Just beginning to get light . . . the news on in the background, the smell of toast and coffee surrounding me.  School this morning, the high school bus just went around the corner, mostly empty as usual.  On my desk the fittonia, all crisp green and white, is making gigantic new leaves, not sure why they suddenly are so much bigger than usual, but they are certainly very . . . showy.  If you have trouble growing anything, this is the plant you need.  This one is about three years old now when I have the reputation for killing even the tough aloe vera!  I think this one has survived partly because it's so hardy and partly because it sits right here where I see it often enough to remember to water it and not water it too much.  Must be a juxtaposition of circumstances that have contributed to its longevity, and I get great pleasure out of greeting it every morning. 

The fittonia made me think of Dawn's bougainvillea . . . now there is a hardy prolific plant!  It certainly has taking over the whole front of her house, and it looks so very green and wild!  I seem to like the green wild ones; it's going to be spectacular when it is in full bloom.  Her maple trees seem to be doing well too!  I'm really glad of that, my maple tree is one of my favorites in the yard, they have such lush leaves and the seeds are so much fun!

Today I'm not going to send a poem, but an entry from a blog I follow called Aesthetics of Joy written by Ingrid Fetell.  Some days I just need what she offers, lots of color, unusual photographs, and a shot in the arm of good cheer.  A couple of weeks ago she posted an entry with a quote from Diane Ackerman's A Natural History of the Senses and I had to laugh as I recognized myself in it, standing in the yard, holding one of the rare really vibrant red maple leaves, just amazed by the color and the veins running through it.  Sometimes you get one leaf that is red but the veins are still green, a marvelous combination.  Anyway, I asked permission to reprint her entry and she graciously let me use it here.  So from Ingrid and me this morning . . .

"While looking up a reference yesterday in Diane Ackerman’s breathtaking A Natural History of the Senses, I came across a passage that stopped me in my tracks, and I wanted to share it with you.

When you consider something like death, after which (there being no news flash to the contrary) we may well go out like a candle flame, then it probably doesn’t matter if we try too hard, are awkward sometimes, care for one another too deeply, are excessively curious about nature, are too open to experience, enjoy a nonstop expense of the senses in an effort to know life intimately and lovingly.
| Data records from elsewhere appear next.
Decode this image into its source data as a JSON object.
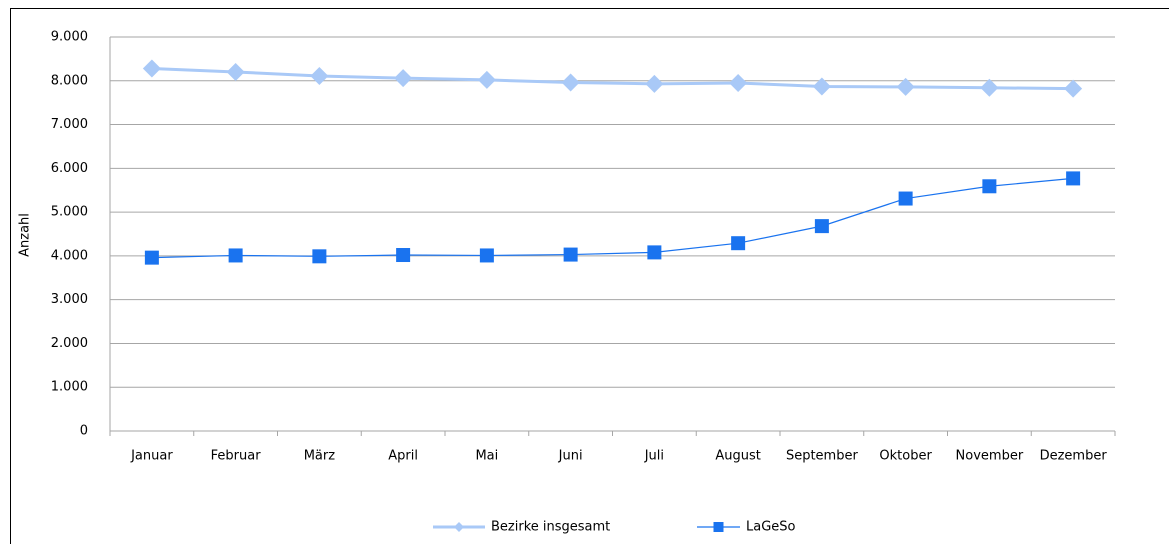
{
  "chart_data": {
    "type": "line",
    "y_label": "Anzahl",
    "categories": [
      "Januar",
      "Februar",
      "März",
      "April",
      "Mai",
      "Juni",
      "Juli",
      "August",
      "September",
      "Oktober",
      "November",
      "Dezember"
    ],
    "series": [
      {
        "name": "Bezirke insgesamt",
        "color": "#a9c9f7",
        "marker": "diamond",
        "values": [
          8280,
          8200,
          8110,
          8060,
          8020,
          7960,
          7930,
          7950,
          7870,
          7860,
          7840,
          7820
        ]
      },
      {
        "name": "LaGeSo",
        "color": "#1a73ef",
        "marker": "square",
        "values": [
          3960,
          4010,
          3990,
          4020,
          4010,
          4030,
          4080,
          4290,
          4680,
          5310,
          5590,
          5770
        ]
      }
    ],
    "ylim": [
      0,
      9000
    ],
    "yticks": [
      0,
      {
        "value": 1000,
        "label": "1.000"
      },
      {
        "value": 2000,
        "label": "2.000"
      },
      {
        "value": 3000,
        "label": "3.000"
      },
      {
        "value": 4000,
        "label": "4.000"
      },
      {
        "value": 5000,
        "label": "5.000"
      },
      {
        "value": 6000,
        "label": "6.000"
      },
      {
        "value": 7000,
        "label": "7.000"
      },
      {
        "value": 8000,
        "label": "8.000"
      },
      {
        "value": 9000,
        "label": "9.000"
      }
    ],
    "grid": true,
    "legend": "bottom"
  }
}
It probably doesn’t matter if, while trying to be modest and eager watchers of life’s many spectacles, we sometimes look clumsy or get dirty or ask stupid questions or reveal our ignorance or say the wrong thing or light up with wonder like the children we are. It probably doesn’t matter if a passerby sees us dipping a finger into the moist pouches of dozens of lady’s slippers to find out what bugs tend to fall into them, and thinks us a bit eccentric. Or a neighbor, fetching her mail, sees us standing in the cold with our own letters in one hand and a seismically red autumn leaf in the other, its color hitting our senses like a blow from a stun gun, as we stand with a huge grin, too paralyzed by the intricately veined gaudiness of the leaf to move.

This is the wonderfully uncool essence of joy for me: trying too hard and caring too deeply. At the end of the day, you regret the things you didn’t do more than the ones you did.
Have a joyful, creative weekend. I hope you’re out with people you love, or getting lost in something that inspires you. Be clumsy, get dirty, grin big. What else are you here for?"

So, what are you waiting for?  Go find something to get happy about!